Member of the Illinois Senate from the 15th district
- In office 1890 – 1894
- Preceded by: Charles H. Bacon

Personal details
- Born: John William Arnold February 14, 1842 White Creek, New York, U.S.
- Died: 1926 Chicago, Illinois, U.S.
- Party: Democratic
- Profession: Merchant

= John W. Arnold =

American politician

John William Arnold (February 14, 1842 – March 26, 1926) was an American politician from New York. Coming with his family to Lockport, Illinois, Arnold worked in his father's store until the outbreak of the Civil War. Arnold served with the 4th Regiment Illinois Volunteer Cavalry and the Chicago Mercantile Independent Battery Light Artillery, eventually being captured and imprisoned at Camp Ford, Texas. After the war he ran his father's store and was elected to two terms in the Illinois Senate. He was later named a United States Marshal.

==Biography==
John William Arnold was born in White Creek, New York on February 14, 1842, the fourth of seven children to John H. and Lucretia Arnold. Arnold came with his family to Lockport, Illinois when he was fourteen. He graduated from Lockport High School in 1860 and briefly worked as a clerk in his father's store. When the Civil War began the next year, Arnold enlisted in the 4th Regiment Illinois Volunteer Cavalry of the Union Army.
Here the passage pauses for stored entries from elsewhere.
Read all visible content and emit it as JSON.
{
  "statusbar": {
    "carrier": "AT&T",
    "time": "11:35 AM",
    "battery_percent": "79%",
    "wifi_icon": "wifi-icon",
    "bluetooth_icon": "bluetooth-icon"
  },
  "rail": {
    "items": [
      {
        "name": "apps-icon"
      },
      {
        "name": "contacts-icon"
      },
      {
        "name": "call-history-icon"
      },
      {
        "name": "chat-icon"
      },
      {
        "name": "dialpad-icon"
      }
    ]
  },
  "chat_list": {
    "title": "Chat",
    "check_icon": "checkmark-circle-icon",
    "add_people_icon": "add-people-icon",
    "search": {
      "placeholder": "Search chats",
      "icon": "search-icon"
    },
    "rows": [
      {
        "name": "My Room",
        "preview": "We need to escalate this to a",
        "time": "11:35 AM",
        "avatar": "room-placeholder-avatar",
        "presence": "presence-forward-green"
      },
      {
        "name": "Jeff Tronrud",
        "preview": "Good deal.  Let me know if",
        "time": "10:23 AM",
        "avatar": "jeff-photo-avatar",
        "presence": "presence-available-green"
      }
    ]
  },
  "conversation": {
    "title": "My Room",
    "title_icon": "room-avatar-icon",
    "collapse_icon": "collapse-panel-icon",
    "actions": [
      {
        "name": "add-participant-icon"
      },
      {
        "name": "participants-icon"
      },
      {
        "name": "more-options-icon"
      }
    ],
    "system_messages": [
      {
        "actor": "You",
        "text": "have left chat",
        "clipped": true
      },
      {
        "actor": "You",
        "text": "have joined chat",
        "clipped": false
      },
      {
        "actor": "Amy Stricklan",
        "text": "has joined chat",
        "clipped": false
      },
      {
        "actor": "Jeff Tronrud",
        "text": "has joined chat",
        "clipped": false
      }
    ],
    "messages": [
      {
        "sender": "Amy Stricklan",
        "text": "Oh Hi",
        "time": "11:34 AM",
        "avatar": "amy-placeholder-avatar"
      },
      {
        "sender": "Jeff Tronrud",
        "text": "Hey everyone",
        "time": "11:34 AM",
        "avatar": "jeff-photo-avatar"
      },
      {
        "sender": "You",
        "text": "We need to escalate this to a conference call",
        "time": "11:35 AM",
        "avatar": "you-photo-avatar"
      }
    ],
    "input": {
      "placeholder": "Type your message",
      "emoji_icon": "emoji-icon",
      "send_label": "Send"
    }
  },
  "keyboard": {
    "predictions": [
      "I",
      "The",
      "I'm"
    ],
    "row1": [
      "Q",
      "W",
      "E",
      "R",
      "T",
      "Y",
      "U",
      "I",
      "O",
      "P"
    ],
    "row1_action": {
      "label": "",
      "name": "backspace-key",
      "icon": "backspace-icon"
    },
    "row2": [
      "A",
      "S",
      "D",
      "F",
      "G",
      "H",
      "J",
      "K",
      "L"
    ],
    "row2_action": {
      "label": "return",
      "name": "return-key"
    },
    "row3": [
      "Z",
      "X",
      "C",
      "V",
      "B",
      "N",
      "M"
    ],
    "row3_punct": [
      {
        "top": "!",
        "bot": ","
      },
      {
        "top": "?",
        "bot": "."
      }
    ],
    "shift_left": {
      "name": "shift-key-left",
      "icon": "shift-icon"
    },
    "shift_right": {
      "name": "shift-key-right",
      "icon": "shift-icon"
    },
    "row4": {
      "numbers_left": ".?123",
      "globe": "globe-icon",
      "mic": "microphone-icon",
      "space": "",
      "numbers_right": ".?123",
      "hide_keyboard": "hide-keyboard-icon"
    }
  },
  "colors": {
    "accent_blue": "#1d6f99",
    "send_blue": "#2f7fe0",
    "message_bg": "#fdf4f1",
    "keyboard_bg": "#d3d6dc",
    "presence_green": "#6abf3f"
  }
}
He fought with the unit at Fort Henry, Fort Donelson, Corinth, Shiloh, and Hatcher's Run. He then fell ill with typhoid fever and was discharged on August 1, 1862. He returned after recovery with the Chicago Mercantile Independent Battery Light Artillery, where he fought at Arkansas Post, Port Gibson, Champion Hill, Big Black River Bridge, Vicksburg, and Mansfield. At Mansfield, the brigade was captured and Arnold made prisoner. He was confined at Camp Ford in Texas for fourteen months.

After his release was negotiated at the end of the war, Arnold returned to his father's store in Lockport. He was elected postmaster of Lockport in 1888, serving for a year. In 1890, he was elected to the Illinois Senate as a Democrat. He served two two-year terms. In 1894, President Grover Cleveland appointed Arnold Marshal of the Northern District of Illinois. He served for four years and then returned to the store in Lockport and engaged in some real estate and loan dealings in Chicago.

Arnold married Abbie Matthewson on December 22, 1869. They had three children, although only John W. Jr. survived to adulthood. He was the commander of the F. L. Gooding Post #401 Grand Army of the Republic.

John W. Arnold died March 26, 1026, in Chicago, Illinois.